Some children will have such a hard time getting to sleep that they will get out of bed many times. The best response here is to say very little other than "let's get back to bed" and lead the child calmly back to his bed (as many times as necessary until the child knows he will always be taken back to bed and never get much parental interaction in the process).

As for using the toilet, children this age will still have the occasional accident. This can be upsetting to parents who thought they were beyond this problem. One reaction which is counterproductive is to get anxious and, in an effort to avoid the unpleasantness of an accident, ask a child too often if he needs to use the toilet. He will only get annoyed with the constant questionning. Instead, trust him that he knows his own bladder, expect an occasional accident, and let him experience the unpleasant feelings associated with the accident. He will soon learn to pay closer attention to his body signals. After all, the goal is to get him to take care of his own needs. You don't want to be asking him if he needs to use the bathroom for the next five years.

Other strategies for handling three to four year olds include giving them plenty of affection when they are cooperative, ignoring some of the annoying things they do, assigning them a few regular chores for which they get verbal rewards, limiting their choices and keeping them busy.

An important thing to keep in mind is this: just because children this age are able to carry on a sophisticated conversation with you doesn't mean you can get them to do what you want them to do just by saying the right things to them. As mentioned previously, children's ability to outsmart you with language is quite striking at this age.

Above all, parents should avoid getting into arguments with children, or giving them openings to talk back. When a child says "I don't feel like it" or "I don't want to," a parent can simply say "that's interesting, now put your toys away." Or the parent can simply Ignore the verbal protest and repeat the directive as many times as necessary until the child gets tired of his parent saying the same thing over and over.
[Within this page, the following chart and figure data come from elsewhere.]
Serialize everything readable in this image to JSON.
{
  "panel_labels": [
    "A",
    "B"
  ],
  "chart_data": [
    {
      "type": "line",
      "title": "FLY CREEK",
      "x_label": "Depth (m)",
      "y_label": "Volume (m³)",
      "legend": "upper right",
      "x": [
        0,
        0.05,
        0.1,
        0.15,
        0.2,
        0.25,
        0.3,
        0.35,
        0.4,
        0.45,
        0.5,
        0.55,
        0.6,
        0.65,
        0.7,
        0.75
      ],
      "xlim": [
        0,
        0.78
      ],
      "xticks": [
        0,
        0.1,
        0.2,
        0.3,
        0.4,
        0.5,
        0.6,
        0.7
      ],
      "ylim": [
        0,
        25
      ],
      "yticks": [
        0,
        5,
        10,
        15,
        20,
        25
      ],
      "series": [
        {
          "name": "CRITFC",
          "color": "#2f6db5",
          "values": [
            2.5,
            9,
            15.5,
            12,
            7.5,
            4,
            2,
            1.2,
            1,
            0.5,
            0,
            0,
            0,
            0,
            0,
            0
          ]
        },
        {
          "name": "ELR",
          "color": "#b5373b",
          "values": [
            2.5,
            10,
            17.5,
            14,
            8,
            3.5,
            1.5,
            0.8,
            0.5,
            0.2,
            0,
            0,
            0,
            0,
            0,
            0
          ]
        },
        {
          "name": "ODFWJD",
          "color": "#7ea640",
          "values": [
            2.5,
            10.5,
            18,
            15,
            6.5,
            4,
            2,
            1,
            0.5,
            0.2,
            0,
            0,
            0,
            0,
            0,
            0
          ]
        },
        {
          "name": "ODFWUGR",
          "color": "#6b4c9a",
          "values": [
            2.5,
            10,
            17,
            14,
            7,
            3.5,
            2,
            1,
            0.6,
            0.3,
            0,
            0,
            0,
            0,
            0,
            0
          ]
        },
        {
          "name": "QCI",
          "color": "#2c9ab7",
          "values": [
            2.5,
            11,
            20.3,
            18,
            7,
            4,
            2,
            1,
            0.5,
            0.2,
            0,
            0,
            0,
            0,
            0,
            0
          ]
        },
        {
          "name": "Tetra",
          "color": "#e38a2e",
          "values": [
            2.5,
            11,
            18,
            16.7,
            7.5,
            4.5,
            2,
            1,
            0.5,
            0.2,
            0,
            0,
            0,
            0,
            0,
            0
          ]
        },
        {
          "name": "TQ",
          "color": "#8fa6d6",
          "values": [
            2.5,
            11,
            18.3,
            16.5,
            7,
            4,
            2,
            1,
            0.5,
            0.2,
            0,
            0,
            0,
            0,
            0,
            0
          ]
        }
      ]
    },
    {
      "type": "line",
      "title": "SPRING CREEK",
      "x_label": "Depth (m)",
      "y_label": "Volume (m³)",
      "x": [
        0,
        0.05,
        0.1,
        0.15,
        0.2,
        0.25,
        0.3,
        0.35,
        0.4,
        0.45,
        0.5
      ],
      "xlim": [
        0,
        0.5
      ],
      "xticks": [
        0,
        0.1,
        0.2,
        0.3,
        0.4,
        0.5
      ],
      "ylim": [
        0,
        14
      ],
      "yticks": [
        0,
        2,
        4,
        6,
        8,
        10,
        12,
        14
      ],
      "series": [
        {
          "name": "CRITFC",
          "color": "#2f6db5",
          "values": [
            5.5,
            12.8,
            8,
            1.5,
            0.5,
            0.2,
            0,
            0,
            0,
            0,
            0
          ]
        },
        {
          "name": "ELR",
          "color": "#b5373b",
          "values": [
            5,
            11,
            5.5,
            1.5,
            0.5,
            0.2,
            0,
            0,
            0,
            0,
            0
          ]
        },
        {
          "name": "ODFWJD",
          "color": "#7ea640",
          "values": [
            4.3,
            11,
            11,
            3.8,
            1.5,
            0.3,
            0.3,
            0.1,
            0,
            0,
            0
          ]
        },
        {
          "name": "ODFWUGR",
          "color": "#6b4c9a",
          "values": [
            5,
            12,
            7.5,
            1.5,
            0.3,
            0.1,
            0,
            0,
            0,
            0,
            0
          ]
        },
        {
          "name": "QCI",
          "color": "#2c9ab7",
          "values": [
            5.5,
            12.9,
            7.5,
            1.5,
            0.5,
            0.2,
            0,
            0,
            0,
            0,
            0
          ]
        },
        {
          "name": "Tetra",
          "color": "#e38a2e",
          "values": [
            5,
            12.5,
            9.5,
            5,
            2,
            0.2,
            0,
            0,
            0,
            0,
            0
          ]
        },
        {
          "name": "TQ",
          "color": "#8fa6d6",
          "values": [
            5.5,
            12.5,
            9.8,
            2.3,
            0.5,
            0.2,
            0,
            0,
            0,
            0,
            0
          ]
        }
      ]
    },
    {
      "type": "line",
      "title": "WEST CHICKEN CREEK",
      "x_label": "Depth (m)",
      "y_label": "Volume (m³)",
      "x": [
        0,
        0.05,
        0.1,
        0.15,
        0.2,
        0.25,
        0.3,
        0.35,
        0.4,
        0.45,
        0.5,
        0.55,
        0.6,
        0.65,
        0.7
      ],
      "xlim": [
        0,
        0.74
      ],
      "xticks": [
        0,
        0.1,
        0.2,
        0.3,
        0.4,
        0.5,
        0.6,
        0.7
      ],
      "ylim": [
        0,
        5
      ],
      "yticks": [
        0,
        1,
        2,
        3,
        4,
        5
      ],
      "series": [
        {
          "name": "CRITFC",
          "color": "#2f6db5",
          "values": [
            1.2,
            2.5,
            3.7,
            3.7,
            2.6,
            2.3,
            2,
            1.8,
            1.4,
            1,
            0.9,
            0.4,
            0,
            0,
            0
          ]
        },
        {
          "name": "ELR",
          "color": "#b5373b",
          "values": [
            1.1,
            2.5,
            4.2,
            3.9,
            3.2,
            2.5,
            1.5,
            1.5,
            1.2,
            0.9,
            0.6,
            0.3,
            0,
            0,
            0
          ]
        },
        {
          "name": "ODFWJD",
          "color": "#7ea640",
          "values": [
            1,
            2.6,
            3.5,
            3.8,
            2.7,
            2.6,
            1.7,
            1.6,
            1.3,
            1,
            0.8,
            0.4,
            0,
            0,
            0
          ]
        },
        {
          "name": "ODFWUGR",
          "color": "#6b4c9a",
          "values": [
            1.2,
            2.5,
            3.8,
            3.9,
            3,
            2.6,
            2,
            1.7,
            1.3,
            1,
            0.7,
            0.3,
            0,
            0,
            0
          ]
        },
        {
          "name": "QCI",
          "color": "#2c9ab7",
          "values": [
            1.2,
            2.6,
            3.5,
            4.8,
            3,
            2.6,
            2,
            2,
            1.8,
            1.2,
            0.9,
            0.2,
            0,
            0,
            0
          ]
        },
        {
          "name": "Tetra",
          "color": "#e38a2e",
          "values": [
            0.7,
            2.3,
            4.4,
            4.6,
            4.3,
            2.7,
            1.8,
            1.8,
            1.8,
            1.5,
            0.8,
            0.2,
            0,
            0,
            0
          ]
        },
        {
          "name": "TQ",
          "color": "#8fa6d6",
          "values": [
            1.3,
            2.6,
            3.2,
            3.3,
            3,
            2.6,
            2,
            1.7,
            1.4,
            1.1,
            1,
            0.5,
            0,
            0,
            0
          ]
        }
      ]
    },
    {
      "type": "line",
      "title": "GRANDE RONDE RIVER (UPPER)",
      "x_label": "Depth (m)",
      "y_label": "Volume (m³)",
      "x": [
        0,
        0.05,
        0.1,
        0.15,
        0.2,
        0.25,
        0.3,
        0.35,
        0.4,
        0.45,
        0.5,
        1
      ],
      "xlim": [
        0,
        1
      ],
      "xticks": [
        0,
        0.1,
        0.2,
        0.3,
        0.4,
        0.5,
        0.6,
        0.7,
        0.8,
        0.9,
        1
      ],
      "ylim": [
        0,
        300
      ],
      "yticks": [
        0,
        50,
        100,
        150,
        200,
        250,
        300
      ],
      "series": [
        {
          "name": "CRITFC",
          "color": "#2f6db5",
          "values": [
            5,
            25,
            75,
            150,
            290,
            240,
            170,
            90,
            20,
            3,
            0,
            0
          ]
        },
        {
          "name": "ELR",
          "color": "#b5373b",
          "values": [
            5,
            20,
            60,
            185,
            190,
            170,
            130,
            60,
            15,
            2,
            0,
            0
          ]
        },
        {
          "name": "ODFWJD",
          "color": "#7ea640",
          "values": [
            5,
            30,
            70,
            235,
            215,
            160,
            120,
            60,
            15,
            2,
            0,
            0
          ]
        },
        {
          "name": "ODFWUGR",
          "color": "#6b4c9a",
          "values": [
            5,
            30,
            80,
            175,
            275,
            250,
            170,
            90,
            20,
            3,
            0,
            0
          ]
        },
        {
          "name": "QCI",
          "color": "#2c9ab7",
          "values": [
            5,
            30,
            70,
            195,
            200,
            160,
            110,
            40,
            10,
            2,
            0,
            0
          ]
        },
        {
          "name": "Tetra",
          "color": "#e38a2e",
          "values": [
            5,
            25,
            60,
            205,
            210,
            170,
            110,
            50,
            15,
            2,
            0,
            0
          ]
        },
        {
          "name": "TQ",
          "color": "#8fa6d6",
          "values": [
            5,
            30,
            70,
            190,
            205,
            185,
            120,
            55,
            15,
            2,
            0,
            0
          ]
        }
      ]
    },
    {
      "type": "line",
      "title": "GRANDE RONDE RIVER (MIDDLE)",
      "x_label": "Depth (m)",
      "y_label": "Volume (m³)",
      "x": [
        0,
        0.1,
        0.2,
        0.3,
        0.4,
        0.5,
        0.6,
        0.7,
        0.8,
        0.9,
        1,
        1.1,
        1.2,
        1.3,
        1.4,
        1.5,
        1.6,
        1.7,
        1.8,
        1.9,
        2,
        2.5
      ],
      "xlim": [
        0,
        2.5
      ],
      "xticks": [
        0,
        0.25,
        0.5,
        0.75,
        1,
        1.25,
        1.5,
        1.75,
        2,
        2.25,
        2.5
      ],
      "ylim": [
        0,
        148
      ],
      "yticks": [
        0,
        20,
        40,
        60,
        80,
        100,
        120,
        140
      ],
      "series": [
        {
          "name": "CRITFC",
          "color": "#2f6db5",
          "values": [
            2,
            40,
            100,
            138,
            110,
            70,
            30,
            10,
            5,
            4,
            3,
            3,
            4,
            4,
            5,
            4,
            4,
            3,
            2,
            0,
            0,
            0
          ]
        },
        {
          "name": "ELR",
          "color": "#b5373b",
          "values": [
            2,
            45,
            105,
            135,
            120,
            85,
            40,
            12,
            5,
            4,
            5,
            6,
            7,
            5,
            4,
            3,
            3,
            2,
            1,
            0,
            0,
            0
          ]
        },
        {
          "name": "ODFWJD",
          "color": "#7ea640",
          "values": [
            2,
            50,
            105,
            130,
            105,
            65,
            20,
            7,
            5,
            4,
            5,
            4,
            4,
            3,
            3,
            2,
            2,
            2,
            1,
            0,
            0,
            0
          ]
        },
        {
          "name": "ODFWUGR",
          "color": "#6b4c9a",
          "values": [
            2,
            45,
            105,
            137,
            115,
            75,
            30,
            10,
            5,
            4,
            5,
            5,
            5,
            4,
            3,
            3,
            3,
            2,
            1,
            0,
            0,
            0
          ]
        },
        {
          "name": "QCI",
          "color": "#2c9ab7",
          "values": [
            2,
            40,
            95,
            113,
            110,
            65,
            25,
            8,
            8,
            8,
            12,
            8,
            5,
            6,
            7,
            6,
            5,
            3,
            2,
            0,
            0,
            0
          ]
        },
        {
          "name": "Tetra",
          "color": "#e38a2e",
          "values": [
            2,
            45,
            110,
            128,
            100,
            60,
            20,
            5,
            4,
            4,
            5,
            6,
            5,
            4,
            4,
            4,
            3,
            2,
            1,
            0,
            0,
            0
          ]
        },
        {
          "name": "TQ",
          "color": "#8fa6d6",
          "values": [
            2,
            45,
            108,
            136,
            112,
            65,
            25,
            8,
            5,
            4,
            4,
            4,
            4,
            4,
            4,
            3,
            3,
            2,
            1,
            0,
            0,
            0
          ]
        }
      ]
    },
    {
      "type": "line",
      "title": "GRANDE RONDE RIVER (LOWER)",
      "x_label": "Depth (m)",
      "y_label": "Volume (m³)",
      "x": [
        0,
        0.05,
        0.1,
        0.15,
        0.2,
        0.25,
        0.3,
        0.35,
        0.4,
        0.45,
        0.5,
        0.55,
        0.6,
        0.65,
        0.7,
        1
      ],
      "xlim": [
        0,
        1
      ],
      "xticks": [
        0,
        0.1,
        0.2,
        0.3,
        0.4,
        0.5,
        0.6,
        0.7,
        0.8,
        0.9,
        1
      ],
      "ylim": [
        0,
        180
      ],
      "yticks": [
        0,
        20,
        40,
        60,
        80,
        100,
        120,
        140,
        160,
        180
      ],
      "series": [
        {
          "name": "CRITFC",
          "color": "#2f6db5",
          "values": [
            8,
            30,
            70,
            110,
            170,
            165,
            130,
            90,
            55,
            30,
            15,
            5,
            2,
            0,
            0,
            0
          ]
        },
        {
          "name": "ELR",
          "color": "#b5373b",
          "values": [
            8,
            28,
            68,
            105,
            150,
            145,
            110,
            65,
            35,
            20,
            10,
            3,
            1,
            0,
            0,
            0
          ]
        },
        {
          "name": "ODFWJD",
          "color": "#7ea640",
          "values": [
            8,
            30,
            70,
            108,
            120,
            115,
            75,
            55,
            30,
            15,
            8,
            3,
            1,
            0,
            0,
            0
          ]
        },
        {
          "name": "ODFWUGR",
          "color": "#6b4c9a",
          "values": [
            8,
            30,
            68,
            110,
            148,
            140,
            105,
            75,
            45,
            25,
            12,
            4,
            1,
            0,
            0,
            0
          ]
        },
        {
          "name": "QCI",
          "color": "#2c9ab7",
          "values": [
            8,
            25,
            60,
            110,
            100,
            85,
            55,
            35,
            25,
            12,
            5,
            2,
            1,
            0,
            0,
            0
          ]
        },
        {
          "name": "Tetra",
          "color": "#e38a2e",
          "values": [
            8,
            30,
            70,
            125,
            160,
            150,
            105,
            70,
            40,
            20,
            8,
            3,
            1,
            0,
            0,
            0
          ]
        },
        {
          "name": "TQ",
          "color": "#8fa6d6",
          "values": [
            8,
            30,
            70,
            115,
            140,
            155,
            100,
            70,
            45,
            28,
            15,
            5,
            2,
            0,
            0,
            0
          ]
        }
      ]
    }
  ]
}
Another tactic successful parents often use is giving a child a stern look. You don't need to say anything; they know what the look says. I gave Sean one of those looks the other day when he pushed his sister down. We had a stare-down contest for what seemed like a very long time and then he simply said "I'm sorry" to which I replied "I'm glad to hear that" as I gave him a hug. Sometimes the best way to handle three year old children is by using no words at all.